Second, the deductibility of charitable gifts has increased this year, from 50 percent of adjusted gross income to 60 percent. For those who are able to make larger gifts, there is potential to see a greater tax benefit and an incentive to increase charitable contributions.
Finally, the new law has been touted as offering potential for more tax savings given the higher standard deduction. Time will tell if savings come to fruition. If they do, it’s possible that some taxpayers will share their good fortune and continue—or even grow—their support for favorite causes.
Coping with the bad: For many, one tax season is much like any other, and taxes are filed using the same approach year after year. In light of the new tax law, this may be the year that taxpayers take a fresh look at how they handle their taxes as well as their charitable giving.
For many earners who make small to moderate charitable contributions, the tax benefit associated with itemizing deductions likely will fall away. If donating has been a financial sacrifice and only tolerated knowing that a tax benefit is forthcoming, then donors may think twice about what they can afford to do now. It might be possible to continue supporting worthy causes by adopting strategies that require careful planning, such as alternating tax filing methods or “bunching” contributions.
In alternating tax filing methods, taxpayers would itemize deductions one year, take the standard deduction the next and continue alternating. In the years in which a taxpayer itemizes, they would make significant charitable contributions—two years’ worth of their normal giving, or enough to exceed the standard deduction for a bigger tax break. If cash flow is an issue, donations could be spaced far apart, made early in January and again late in December of the same year. The next year, giving would be suspended to allow those funds to replenish.
Another strategy to consider is bunching— also known as stacking or lumping. With this approach, taxpayers may donate several years’ worth of funds at once to enjoy the immediate tax benefit. Contributions could be made directly to charities of choice, but a drawback is that the beneficiary would receive a large gift at once rather than at regular intervals for predictable funding.
An increasingly popular vehicle for taxpayers using bunching is placing assets in donor-advised funds. Donors make an irrevocable gift to a fund and receive an immediate tax benefit, although the proceeds can be directed to selected charities later. A disadvantage is that donors relinquish control of their assets, as the fund ultimately decides where the money goes.

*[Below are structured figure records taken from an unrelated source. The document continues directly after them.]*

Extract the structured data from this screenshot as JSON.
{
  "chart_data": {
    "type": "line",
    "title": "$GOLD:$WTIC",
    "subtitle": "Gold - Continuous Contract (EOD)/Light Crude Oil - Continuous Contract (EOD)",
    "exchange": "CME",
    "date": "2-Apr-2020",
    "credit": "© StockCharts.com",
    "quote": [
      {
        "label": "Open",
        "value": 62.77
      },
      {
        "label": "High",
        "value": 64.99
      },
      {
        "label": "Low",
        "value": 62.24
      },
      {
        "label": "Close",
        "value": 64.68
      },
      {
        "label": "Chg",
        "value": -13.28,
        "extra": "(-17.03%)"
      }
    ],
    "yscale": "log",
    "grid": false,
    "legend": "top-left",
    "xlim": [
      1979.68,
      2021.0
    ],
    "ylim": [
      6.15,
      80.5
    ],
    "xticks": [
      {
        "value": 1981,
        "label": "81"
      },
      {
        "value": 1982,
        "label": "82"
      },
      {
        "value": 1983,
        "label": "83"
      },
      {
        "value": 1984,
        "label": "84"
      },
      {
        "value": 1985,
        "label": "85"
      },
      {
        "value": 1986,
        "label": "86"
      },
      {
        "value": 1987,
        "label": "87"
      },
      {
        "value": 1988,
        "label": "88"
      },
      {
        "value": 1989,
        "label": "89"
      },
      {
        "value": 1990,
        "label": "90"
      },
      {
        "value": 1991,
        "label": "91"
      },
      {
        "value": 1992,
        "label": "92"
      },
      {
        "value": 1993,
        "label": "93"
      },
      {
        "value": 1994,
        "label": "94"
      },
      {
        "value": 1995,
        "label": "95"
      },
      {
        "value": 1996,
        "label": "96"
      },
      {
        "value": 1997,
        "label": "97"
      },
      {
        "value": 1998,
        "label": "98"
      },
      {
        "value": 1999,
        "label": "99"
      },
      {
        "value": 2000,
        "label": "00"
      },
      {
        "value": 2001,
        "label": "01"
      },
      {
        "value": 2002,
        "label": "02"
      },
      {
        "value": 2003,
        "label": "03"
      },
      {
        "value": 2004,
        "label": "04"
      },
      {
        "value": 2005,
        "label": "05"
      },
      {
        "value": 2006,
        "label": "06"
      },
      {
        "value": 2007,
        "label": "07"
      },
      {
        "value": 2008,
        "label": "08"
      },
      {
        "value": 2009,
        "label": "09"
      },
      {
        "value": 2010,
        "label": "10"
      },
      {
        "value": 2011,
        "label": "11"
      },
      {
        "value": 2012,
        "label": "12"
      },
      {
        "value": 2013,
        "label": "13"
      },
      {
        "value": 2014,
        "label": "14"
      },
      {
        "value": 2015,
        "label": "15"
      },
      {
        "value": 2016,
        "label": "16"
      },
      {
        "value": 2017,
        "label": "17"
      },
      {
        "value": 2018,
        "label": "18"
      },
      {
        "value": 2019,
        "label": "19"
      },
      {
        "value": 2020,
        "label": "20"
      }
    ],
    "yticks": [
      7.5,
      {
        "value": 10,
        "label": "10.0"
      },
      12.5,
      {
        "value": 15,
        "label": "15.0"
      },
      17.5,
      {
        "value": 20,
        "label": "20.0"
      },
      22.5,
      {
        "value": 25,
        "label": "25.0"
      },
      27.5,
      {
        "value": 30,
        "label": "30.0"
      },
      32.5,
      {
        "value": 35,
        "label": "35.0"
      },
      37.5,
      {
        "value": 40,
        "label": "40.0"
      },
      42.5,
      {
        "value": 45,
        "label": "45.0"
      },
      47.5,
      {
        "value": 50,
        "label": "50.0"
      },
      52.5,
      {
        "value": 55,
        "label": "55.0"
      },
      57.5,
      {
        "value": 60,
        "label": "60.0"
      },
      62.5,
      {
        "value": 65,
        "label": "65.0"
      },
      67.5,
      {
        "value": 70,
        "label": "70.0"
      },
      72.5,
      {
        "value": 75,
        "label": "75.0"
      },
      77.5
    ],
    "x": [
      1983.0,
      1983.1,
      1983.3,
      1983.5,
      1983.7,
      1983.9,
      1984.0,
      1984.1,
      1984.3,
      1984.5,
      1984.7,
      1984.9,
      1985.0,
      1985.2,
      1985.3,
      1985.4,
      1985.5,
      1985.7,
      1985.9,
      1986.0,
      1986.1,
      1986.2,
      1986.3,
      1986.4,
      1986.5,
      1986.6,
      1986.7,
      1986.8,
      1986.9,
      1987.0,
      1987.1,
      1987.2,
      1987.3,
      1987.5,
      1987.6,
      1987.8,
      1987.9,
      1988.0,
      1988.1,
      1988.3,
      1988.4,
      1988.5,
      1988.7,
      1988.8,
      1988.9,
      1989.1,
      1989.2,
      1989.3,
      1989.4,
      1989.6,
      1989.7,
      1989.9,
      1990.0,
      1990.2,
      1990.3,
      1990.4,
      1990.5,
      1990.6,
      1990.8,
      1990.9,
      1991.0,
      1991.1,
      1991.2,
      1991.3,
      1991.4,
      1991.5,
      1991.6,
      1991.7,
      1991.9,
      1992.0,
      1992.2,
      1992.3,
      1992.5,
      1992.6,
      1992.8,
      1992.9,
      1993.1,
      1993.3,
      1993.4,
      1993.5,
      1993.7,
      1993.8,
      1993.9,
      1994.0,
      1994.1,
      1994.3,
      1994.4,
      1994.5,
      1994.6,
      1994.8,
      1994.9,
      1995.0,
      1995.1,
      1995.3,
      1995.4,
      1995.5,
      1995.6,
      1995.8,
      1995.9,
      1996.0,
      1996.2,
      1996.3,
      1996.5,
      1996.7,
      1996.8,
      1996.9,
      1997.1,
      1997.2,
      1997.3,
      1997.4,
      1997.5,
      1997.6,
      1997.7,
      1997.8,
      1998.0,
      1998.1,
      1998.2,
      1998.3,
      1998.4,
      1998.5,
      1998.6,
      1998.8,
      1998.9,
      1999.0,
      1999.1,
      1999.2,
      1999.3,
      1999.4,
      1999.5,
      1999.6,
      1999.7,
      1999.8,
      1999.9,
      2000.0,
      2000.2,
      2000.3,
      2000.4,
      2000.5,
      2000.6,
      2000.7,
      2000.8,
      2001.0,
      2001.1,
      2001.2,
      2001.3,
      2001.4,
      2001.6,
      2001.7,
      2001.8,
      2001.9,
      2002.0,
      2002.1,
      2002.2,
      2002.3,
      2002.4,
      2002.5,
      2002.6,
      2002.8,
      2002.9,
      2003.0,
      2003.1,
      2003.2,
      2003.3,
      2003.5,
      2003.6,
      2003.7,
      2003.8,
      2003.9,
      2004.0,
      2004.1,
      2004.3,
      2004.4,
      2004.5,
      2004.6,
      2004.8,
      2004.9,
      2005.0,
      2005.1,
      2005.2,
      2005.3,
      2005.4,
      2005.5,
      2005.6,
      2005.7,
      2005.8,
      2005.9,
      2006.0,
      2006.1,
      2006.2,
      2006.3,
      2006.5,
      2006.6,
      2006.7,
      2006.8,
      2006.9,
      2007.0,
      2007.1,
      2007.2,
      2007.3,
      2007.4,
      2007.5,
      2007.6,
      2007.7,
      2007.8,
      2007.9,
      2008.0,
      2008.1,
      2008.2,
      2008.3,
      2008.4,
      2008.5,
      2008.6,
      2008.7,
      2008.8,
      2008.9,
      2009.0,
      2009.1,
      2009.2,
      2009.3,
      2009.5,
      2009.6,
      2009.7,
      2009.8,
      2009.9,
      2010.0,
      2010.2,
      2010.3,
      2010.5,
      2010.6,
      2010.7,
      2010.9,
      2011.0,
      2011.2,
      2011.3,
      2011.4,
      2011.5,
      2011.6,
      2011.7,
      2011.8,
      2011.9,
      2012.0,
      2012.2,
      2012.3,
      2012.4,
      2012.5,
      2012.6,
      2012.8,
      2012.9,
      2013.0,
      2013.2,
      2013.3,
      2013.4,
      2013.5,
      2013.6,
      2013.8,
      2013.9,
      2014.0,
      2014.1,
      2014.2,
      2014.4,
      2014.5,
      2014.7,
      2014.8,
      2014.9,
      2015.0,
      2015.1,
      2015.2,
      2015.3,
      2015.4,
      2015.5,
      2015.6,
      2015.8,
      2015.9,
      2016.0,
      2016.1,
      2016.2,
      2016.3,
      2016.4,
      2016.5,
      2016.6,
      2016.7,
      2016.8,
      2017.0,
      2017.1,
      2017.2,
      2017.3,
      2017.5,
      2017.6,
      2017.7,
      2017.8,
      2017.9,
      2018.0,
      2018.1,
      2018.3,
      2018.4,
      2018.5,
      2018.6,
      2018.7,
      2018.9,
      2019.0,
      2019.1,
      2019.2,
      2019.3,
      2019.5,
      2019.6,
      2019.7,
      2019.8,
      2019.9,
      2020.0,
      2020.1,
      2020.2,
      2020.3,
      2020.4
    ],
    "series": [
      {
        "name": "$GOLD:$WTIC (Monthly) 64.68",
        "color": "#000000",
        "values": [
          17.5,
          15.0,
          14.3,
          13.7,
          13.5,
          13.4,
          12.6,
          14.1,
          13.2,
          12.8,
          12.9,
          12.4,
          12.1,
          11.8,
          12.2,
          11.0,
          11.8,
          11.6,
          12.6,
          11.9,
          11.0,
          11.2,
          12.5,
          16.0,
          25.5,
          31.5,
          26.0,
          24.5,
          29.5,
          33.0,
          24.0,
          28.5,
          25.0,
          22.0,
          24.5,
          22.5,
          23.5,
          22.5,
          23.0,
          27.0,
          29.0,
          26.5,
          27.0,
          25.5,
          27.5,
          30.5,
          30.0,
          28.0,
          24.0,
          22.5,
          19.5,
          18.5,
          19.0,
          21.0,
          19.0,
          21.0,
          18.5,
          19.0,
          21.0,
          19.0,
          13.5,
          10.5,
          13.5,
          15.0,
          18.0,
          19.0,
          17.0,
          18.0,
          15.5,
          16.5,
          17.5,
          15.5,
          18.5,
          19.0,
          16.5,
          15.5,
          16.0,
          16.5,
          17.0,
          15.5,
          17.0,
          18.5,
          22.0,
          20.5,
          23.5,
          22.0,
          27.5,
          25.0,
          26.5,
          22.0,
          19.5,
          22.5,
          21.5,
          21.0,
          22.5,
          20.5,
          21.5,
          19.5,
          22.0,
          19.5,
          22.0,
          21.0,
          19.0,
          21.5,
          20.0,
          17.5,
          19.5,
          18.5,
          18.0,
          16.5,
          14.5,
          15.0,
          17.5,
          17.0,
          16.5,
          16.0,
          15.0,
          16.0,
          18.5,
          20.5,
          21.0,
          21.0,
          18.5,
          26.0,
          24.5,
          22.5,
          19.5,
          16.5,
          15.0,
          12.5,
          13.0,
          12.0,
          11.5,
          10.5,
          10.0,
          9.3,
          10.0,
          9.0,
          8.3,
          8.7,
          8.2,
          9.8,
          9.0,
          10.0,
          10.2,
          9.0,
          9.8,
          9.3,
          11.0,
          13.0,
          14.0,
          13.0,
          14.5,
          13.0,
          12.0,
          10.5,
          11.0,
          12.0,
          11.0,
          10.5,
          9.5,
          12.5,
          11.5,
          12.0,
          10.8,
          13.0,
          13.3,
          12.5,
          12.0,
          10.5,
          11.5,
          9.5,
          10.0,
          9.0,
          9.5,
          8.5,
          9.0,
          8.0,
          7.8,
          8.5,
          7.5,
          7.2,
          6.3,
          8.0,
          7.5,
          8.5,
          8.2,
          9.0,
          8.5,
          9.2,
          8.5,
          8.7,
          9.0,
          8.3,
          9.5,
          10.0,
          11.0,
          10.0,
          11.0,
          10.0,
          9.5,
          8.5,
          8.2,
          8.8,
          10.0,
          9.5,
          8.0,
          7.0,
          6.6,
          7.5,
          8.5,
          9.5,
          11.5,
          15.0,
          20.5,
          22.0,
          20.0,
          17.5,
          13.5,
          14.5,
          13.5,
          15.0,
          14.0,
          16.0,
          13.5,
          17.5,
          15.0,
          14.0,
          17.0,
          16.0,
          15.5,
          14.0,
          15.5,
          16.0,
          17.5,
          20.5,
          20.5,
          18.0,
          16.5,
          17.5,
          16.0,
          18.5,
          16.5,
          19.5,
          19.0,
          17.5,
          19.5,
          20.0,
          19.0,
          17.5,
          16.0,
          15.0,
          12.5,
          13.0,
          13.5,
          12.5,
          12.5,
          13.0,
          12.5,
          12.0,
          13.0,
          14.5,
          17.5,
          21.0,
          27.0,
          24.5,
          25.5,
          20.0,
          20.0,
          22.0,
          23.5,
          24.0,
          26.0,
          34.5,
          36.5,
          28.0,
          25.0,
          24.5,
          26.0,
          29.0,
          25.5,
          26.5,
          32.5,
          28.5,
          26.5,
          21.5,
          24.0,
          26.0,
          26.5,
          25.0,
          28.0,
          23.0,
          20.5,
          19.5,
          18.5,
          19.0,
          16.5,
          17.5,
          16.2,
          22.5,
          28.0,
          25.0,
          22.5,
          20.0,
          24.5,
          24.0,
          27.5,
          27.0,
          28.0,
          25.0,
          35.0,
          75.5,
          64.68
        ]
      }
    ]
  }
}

Leaving off with the ugly: The ugly aspect of the new tax law is the uncertainty of outcomes. For nonprofits, there is a fear that the higher standard deduction will dissuade some donors if their tax write-off disappears. For taxpayers, it may be necessary to be more selective and strategic about how and how much they give.
Although the new tax law introduces uncertainty, the bottom line with giving is to do so from the heart. Being passionate about a purpose—and being able to make a difference with a financial contribution—can be immensely fulfilling.